There are many examples of geotechnical hazards that may affect buried pipelines: settlement, erosion, landslides, and seismic events, just to name a few. Those geohazards frequently cause loss of support or significant external loads, bending the pipeline and moving it from its original position. This article explains how strain and pipeline movement assessments help identify and mitigate threats posed by geohazards.
IMPORTANCE OF MONITORING EXTERNAL LOADS
A case study illustrates how these assessments provided an operator with the information needed to manage a potentially serious loading problem. Considerable external bending loads and the resulting high strains can threaten the integrity of the pipeline, as it can crack or bend. Therefore, it is crucial for the safe operation of a pipeline to monitor external loads through strain and pipeline movement assessments. Bending strain assessments can identify areas where the pipeline is deformed beyond allowable code limits. Pipeline movement assessments can use geo-spatial data and repeated inertial measuring unit runs to identify areas of active bending movement, allowing a calculation of a rate of change in bending strain.
CAPTURING THE DATA
An inertial measurement unit (IMU) is used to capture the data for pipeline movement or bending strain assessments. This technology is often paired with caliper or magnetic flux leakage (MFL) technologies on combo in-line inspection (ILI) tools. Although IMU is most commonly utilized to locate the pipeline and provide GPS coordinates, a key advantage of this technology is its ability to quantify pipeline movement and bending strains.
Further, this method detects curvature in the pipeline, meaning the change in angle of the pipe centerline with distance. The curvature associated with formed bends can be easily identified by its characteristic profile.
It is assumed that any remaining curvature that is measured has been imposed on the pipeline. Most of this curvature will result from the construction of the pipeline, since it usually follows the contours of the ground. The other source of imposed curvature are external loading effects such as ground movement, which is therefore important for integrity management programs.
This method shows if active loading is taking place on a pipeline even before damage occurs and enables appropriate decision-making.
The three assessment levels applicable to bending strain data include:
Level 1: Locations of bending strain above a threshold level are reported and plotted.
Level 2: Assessment of strain acceptability and evaluation for active movement of source of strain.
Level 3: Detailed assessment of locations of active movement to develop a monitoring and mitigation plan.
With data from several tool runs, it is possible to perform an evaluation of pipeline movement within the Level 1 assessment. This offers more certainty in identifying active geohazards that cause pipeline displacement. Figure 1 shows a plan view of a pipeline inside a landslide. Clearly, the centerline of the pipe has shifted under the influence of the ground movement between the two inspections.
Figure 1 – Pipeline movement assessment using IMU inspection data
The Level 2 strain acceptability evaluation process can take into account the condition of the pipeline, including geometric features identified during a caliper inspection or the presence of metal loss in the bending strain area detected by the MFL tool. The degree of strain severity or type of strain source is associated with a prioritization process and a set of recommended actions adequate to the situation.
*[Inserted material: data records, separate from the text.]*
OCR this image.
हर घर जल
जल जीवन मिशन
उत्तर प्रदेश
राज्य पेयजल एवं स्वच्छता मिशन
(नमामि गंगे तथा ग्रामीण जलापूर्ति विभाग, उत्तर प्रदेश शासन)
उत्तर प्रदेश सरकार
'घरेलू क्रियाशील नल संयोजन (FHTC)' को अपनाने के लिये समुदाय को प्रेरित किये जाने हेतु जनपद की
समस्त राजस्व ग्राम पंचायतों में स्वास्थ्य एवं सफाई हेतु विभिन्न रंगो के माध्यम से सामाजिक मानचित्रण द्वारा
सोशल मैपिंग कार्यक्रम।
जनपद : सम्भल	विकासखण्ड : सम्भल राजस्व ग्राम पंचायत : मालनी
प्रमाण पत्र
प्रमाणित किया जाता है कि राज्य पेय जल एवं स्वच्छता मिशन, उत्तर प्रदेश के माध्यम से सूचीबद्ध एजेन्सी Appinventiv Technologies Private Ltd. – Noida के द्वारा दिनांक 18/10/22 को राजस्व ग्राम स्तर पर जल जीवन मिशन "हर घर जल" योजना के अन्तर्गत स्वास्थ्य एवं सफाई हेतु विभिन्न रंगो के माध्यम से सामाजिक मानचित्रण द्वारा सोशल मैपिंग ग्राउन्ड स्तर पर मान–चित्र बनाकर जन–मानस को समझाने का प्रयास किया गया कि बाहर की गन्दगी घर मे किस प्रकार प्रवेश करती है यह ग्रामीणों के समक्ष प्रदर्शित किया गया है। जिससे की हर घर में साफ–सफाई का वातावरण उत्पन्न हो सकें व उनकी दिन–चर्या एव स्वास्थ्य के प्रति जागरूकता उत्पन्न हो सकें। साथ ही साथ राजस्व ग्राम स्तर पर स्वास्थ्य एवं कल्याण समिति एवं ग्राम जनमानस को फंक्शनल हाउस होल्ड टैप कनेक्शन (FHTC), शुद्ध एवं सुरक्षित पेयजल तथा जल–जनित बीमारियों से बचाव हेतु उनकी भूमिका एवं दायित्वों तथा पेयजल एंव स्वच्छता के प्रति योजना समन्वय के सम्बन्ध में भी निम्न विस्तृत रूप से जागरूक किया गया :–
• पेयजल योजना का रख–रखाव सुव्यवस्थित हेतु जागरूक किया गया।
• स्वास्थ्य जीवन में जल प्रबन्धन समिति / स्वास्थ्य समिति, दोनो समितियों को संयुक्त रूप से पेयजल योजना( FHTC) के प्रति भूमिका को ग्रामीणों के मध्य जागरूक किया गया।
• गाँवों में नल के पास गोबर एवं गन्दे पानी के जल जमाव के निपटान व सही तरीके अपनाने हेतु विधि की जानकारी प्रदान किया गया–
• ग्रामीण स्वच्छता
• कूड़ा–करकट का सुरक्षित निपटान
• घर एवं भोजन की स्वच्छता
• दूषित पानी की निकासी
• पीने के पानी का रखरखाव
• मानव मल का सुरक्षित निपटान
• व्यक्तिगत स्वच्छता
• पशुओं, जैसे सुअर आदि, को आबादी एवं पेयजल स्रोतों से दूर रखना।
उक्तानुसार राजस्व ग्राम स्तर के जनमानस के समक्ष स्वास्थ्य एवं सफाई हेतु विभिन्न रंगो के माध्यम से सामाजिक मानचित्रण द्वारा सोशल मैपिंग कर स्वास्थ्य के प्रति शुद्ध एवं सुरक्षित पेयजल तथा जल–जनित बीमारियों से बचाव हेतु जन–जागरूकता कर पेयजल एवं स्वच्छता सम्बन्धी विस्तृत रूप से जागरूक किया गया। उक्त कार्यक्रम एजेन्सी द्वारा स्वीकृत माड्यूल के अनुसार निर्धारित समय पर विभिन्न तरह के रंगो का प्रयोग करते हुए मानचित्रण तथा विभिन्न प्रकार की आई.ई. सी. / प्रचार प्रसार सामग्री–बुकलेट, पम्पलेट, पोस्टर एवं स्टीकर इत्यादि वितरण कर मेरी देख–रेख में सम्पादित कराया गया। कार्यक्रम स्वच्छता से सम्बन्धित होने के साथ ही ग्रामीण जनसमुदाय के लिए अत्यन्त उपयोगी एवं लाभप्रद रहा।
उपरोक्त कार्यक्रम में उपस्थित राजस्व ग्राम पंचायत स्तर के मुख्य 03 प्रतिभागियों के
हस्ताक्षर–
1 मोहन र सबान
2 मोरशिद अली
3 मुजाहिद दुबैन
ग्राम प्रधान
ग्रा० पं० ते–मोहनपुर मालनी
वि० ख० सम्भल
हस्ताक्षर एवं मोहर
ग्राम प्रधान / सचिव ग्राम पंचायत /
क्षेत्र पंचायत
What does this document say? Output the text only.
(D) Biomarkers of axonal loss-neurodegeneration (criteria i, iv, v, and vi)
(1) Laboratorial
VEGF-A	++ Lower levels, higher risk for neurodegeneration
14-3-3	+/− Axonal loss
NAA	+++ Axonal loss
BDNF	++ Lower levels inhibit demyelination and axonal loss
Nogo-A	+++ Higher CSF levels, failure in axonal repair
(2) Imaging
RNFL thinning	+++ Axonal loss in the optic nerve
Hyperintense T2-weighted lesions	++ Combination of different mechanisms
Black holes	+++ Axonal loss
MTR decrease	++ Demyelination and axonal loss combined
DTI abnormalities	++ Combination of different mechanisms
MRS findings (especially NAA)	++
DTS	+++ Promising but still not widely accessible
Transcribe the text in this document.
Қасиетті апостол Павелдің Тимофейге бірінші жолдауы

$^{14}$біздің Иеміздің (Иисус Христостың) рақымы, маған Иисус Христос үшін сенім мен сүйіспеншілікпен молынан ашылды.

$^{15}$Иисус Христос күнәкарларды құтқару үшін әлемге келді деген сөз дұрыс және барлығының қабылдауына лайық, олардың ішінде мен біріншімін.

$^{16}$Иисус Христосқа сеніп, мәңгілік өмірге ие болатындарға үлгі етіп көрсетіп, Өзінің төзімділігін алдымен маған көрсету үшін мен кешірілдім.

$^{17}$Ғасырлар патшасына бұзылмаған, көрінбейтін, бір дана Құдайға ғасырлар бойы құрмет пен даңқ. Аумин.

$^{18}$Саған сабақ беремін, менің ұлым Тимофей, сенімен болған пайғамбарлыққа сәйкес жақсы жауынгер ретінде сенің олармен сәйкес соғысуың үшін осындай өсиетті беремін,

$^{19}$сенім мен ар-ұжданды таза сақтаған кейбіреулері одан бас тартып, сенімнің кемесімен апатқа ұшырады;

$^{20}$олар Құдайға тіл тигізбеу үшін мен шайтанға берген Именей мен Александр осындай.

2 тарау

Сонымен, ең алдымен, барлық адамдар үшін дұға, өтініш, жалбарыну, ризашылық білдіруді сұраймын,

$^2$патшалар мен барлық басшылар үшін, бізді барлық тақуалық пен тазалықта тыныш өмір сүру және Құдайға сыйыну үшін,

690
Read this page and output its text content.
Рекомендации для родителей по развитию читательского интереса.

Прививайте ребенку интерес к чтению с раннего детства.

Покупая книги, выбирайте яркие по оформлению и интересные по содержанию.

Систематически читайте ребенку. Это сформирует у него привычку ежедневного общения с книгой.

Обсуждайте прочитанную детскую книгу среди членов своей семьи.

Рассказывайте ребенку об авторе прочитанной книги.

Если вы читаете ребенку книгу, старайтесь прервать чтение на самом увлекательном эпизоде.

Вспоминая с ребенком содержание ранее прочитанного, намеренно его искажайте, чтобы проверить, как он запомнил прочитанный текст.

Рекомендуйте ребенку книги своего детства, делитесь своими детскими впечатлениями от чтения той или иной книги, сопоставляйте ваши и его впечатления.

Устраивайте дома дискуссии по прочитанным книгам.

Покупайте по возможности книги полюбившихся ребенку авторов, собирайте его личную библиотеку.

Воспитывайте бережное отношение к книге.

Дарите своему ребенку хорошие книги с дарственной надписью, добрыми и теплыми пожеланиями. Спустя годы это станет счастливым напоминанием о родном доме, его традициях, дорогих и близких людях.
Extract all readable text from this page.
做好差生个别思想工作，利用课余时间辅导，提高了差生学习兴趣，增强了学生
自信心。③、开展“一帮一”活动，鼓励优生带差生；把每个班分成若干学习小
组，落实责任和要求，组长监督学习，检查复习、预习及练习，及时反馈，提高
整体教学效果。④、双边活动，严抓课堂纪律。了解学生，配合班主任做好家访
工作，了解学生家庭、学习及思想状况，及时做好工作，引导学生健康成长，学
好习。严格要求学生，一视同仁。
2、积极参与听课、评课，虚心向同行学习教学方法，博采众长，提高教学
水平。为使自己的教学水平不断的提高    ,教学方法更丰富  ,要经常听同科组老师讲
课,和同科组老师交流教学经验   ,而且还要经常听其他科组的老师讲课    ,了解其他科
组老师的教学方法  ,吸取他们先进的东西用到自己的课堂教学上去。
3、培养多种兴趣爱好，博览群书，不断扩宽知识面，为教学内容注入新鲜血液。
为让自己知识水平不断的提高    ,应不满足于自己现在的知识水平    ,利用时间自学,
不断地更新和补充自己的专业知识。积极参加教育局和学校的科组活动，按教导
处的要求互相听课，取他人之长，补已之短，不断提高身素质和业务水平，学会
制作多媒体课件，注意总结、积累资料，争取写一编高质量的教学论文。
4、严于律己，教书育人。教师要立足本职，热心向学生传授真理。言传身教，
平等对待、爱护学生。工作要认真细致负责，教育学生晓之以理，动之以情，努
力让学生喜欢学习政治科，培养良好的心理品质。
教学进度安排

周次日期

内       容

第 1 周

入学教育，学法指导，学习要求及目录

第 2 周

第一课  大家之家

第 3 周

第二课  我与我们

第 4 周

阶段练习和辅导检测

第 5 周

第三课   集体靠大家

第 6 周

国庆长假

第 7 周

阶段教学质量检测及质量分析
If active movement is detected, a Level 3 assessment is recommended.
This includes structural calculations of the effect of ground movement on the pipeline to allow a full assessment of the structural integrity of the asset and predictions of the expected future condition as movement continues. Integrating the analysis with IMU data of the pipeline centerline geometry and strain changes allows for a development of a robust representation of the actual mechanism at site. The result will provide a framework for decisions to protect the pipeline from further damaging stresses.
MAKING USE OF COLLECTED DATA
Although all operators request GPS coordinates for their tool runs, many do not take advantage of post-ILI bending strain calculations. However, once the IMU data is collected, it can be used to perform a bending strain assessment at any point.
In this case, the operator previously completed an inspection using a combo ILI tool. After experiencing a product release due to settlement-related issues, the available IMU data was used to perform a bending strain assessment. The presence of high bending strains was detected in the area where the failure subsequently occurred and at another location.
Based on the results of the bending strain analysis, the operator was able to take decisive measures to prevent the possibility of another failure.
The area of high strain was excavated and the pipeline section was cut out and replaced. As part of the pipeline rehabilitation project, ROSEN experts collected in-situ strain measurements to compare with the reported bending strains. This collected data was utilized to validate the accuracy of the data and the bending strain assessment process. The in-situ strain was measured using strain gages placed on the pipe close to the locations where the pipeline was cut.
ROSEN provided assistance in data acquisition before and during the excavation phase. Prior to the main excavation for the pipeline cut-out, our experts evaluated the site to identify suitable locations for the monitoring exercise, including an evaluation of bending strain data and site conditions. Installing strain gages requires small excavations to expose the pipe surface. However, this proved to be challenging since the area of bending strain was located below a business driveway crossing a swamp area.
The location may partially explain the loading on the pipeline, as swampland is made up of soils with low strength. These can shift under surface loads such as the construction of new roadways or earthworks.
SELECTING THE LOCATION
It is recommended to excavate as little as possible before strain gages are placed to avoid relieving any in-place strain while at the same time taking into account factors such as equipment access and personnel safety when selecting the location for gage installation.
Our experts provided on-site support throughout the instrumentation and data collection exercise, including the installation of the strain gages.
This included correlating the profile of measured bending strains with the in-field pipeline. The location of the final cut was selected based on the distribution of bending strains along the pipeline. The pipe experienced significant movement after the cut, confirming the presence of external loads.
Figure 2 – Installation of strain gages on pipeline surface at two locations
ROSEN processed the collected strain gage data to provide comparisons with the bending strain data that had been previously recorded during the IMU inspection (results see Figure 3). The bending strain calculations indicated a total bending strain of approximately 1,000 microstrain (0.1%) was present in the pipeline two years before the field works. Further, the data gathered from the strain gages attached to the pipeline indicated a total strain of 800 microstrain (0.08%) was present prior to the cut-out.
The difference between the measured strains is attributed to some stress relief occurring during excavation prior to the placement of the gages. Nevertheless, the measured strains are within the reported accuracy of 0.02% for the bending strain calculations, confirming the excellent performance of the IMU tool. This data justified the decisions made on the basis of the IMU data and provided confidence in the use of this data.
Figure 3 – Location of strain gages and pipe cut plotted on the IMU bending strain profile
This article underlines that the assessment of bending strains utilizing IMU inspection tools provides an effective method to identify, evaluate and monitor the presence of geohazards that can affect pipelines. Detecting the early development of active movement will reduce the likelihood of pipeline failure and provides more options to mitigate the loading threat.